Waymo and Uber — bitter enemies turned awkwardly polite work friends — announced they were expanding their two-year robotaxi partnership to two new cities: Austin, Texas, and Atlanta, Georgia, starting in early 2025.
The companies have been working together in Phoenix, Arizona, since last year — but not in California in San Francisco or Los Angeles. It’s a mutually beneficial partnership in which Waymo gets access to Uber’s vast customer base, while Uber gets to serve as a platform for a futuristic mode of transportation.
When it launches, Waymo’s robotaxis will “only” be available to hail for rides on Uber’s app in Austin and Atlanta. That means Waymo’s own ridehail app, Waymo One, will not be operational in either city. The Alphabet-owned company is currently testing its self-driving cars in both cities.
It’s a mutually beneficial partnership
Waymo employees in Austin have been using the company’s Waymo One app to hail rides as part of early testing. Waymo spokesperson Ethan Teicher said that in the following weeks, the company will invite “a limited number of early riders into the Waymo One app before fully transitioning to the Uber app next year.”
The scope of the partnership will be significantly different in these two cities than it is in Phoenix.
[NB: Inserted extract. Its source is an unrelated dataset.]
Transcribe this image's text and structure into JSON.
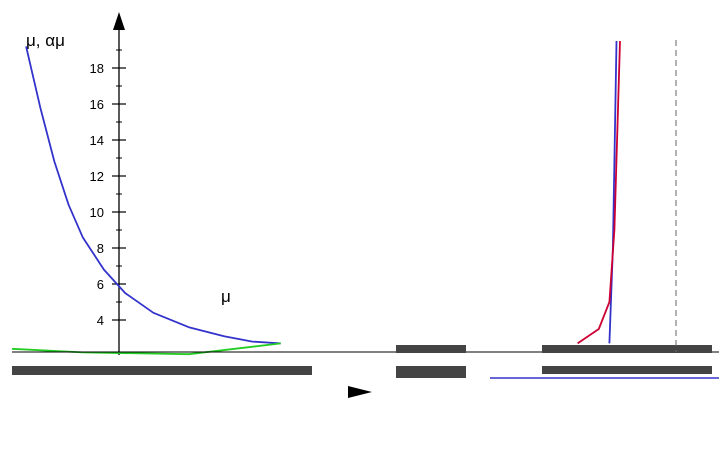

Waymo and Uber will share the responsibilities of operating a fleet of driverless ridehail vehicles: Uber will take care of fleet management services, including vehicle cleaning, repair, and other general depot operations, and Waymo will provide the driverless vehicles while handling roadside assistance (when the robot Jaguar I-Paces inevitably get stuck) and customer service.
They will obviously share in the costs and the revenue produced by the robotaxi service, though Teicher declined to share the revenue split between the two companies.
Waymo currently operates its own Waymo One ridehail service in San Francisco, Phoenix, and Los Angeles; it recently hit the milestone of operating 100,000 rides each week in all three cities. Studies have shown that Waymo has better customer retention than human-powered ridehail services like Uber and Lyft.
The scope of the partnership will be significantly different in these two cities
The robotaxi business is difficult thanks to restrictions on where the vehicles can travel and the costs incurred by expensive hardware. Human-driven services like Uber and Lyft have no such limitations. And customers can be fickle, quick to switch to another service that promises shorter wait times and fewer limits on where they can travel.
Waymo co-CEO Tekedra Mawakana said she was “excited to launch this expanded network and operations partnership with Uber in Austin and Atlanta to bring the benefits of fully autonomous driving to more riders.” And Uber CEO Dara Khosrowshahi said he was “thrilled to build on our successful partnership with Waymo, which has already powered fully autonomous trips for tens of thousands of riders in Phoenix.”
The companies haven’t always been so full of praise for each other. In February 2017, Waymo sued Uber and its subsidiary, self-driving truck startup Otto, over allegations of trade secret theft and patent infringement. The case went to trial almost a year later but ended quickly when the two sides reached a surprise settlement agreement after just a week of deliberations.
Uber later admitted that it misappropriated some of Waymo’s tech and vowed to license it for future use. Anthony Levandowski, a former Google engineer and the founder of Otto, was sentenced to 18 months in prison for stealing Waymo’s trade secrets but was later pardoned by former President Donald Trump.
The companies haven’t always been so full of praise for each other
Uber and Waymo have a preexisting partnership involving autonomous long-haul trucking. That venture, which is still ongoing, allows fleet owners to deploy trucks equipped with Waymo’s autonomous “driver” for on-demand delivery routes offered by Uber Freight, the company’s trucking division.
Waymo also had a partnership with Lyft to deploy its robotaxis on the smaller ridehail company’s app, but that ended in 2020 during the covid-19 pandemic. And Waymo isn’t the only robotaxi company to appear in Uber’s app. Motional, which is owned by Hyundai, has its vehicles available to hail on Uber’s app in Las Vegas, Nevada.
Infamously, Uber was developing its own fleet of autonomous vehicles with the intention to eventually replace all of its human drivers, but the program was shut down after a woman was killed by one of the company’s vehicles in 2018. A federal investigation later found Uber to be partly responsible for the incident.
Correction, September 13th: A previous version of this story included the incorrect year for the Uber self-driving crash in Arizona. It was 2018, not 2017.